The Auckland Regional Council erected signs warning people to closely supervise children and pets following the deaths last year of two dogs that ate the slugs, which can grow up to 10cm.
Evolutionary geneticist Professor Paul Rainey is heading the research on the population ecology of the slugs.
There is concern that the toxin they produce, tetrodotoxin, poses a risk to human health as well as potential harm to seafood sources and aquaculture industries. The study aims to identify possible migration and mutations within sea slug populations.
"We want to find out who the slugs are having sex with," Professor Rainey says. "Is it with their neighbors, or out-of-towners."
Based in the New Zealand Institute for Advanced Study at the Albany campus, Professor Rainey is working with the regional council and the Cawthron Institute in Nelson to establish genetic similarities and compare concentrations of the lethal toxin in different sea slug populations in the Hauraki Gulf and elsewhere in New Zealand coastal waters.

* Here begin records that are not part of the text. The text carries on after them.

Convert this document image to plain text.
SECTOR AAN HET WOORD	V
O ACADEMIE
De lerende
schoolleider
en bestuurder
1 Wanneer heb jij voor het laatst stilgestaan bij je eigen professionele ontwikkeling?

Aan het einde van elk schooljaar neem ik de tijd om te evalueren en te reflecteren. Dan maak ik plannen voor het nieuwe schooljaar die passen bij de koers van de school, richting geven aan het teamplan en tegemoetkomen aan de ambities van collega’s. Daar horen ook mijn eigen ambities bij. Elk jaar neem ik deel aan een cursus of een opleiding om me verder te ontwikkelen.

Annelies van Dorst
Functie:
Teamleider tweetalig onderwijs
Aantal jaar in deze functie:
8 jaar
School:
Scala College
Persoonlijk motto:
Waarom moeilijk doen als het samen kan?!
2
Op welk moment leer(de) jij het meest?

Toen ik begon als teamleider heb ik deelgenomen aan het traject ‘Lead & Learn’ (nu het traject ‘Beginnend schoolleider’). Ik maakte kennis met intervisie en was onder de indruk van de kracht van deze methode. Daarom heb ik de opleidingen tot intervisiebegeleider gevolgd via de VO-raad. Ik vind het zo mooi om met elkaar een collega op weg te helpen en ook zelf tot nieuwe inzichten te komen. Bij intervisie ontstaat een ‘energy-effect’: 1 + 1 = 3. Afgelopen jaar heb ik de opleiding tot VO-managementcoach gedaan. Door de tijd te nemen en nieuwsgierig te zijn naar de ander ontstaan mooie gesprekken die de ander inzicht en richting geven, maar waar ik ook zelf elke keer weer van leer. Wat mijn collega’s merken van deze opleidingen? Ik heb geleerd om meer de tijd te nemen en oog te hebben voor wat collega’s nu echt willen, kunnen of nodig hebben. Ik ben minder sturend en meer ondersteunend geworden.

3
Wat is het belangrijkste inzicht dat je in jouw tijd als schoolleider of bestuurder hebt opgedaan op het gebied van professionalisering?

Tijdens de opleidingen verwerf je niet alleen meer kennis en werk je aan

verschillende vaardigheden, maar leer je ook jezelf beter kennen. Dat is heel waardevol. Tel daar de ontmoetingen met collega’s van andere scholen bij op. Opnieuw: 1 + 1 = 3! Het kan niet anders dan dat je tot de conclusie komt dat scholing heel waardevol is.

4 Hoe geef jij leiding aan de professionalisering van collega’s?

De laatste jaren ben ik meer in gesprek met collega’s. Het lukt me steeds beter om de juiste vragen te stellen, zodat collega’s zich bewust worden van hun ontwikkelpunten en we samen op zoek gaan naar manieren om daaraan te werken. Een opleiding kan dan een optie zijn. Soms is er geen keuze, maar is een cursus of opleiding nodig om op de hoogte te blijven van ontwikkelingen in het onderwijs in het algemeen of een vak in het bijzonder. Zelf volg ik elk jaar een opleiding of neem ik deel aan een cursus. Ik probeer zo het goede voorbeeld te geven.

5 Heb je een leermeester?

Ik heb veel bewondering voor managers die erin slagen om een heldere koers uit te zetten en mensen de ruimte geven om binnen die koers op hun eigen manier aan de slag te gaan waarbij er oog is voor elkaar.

Professor Rainey says sea slugs were not previously known to be toxic. "It has come to our attention due to the dogs eating them. We want to find out if sea slug populations are increasing and what is causing them to increase."
Part of the project will be conducted by a PhD student from France, and funded by the Allan Wilson Centre for Molecular Ecology and Evolution, a Government-funded centre of research excellence led by Massey.
The student will take DNA samples from the slugs for molecular markers. These will provide clues to the biogeography of sea slug populations and indicate any variations in levels of toxin they produce.
Professor Rainey says recent findings from a combined Cawthron-regional council survey revealed a possible link to the apparent rise in sea slug numbers is the proliferation of Asian Date Mussels in Auckland coastal waters. Divers collecting sea slug samples have noted anecdotally that slugs feed on the mussels, an invasive marine species introduced to New Zealand in the 1970s that has spread throughout the Waitemata Harbour.
Professor Rainey is pleased Massey's specialist institute is able to turn its skills to solving an urgent, local issue. He hopes the research project will yield preliminary results by the end of next year that sheds light on the ecology and evolution of the sea slugs.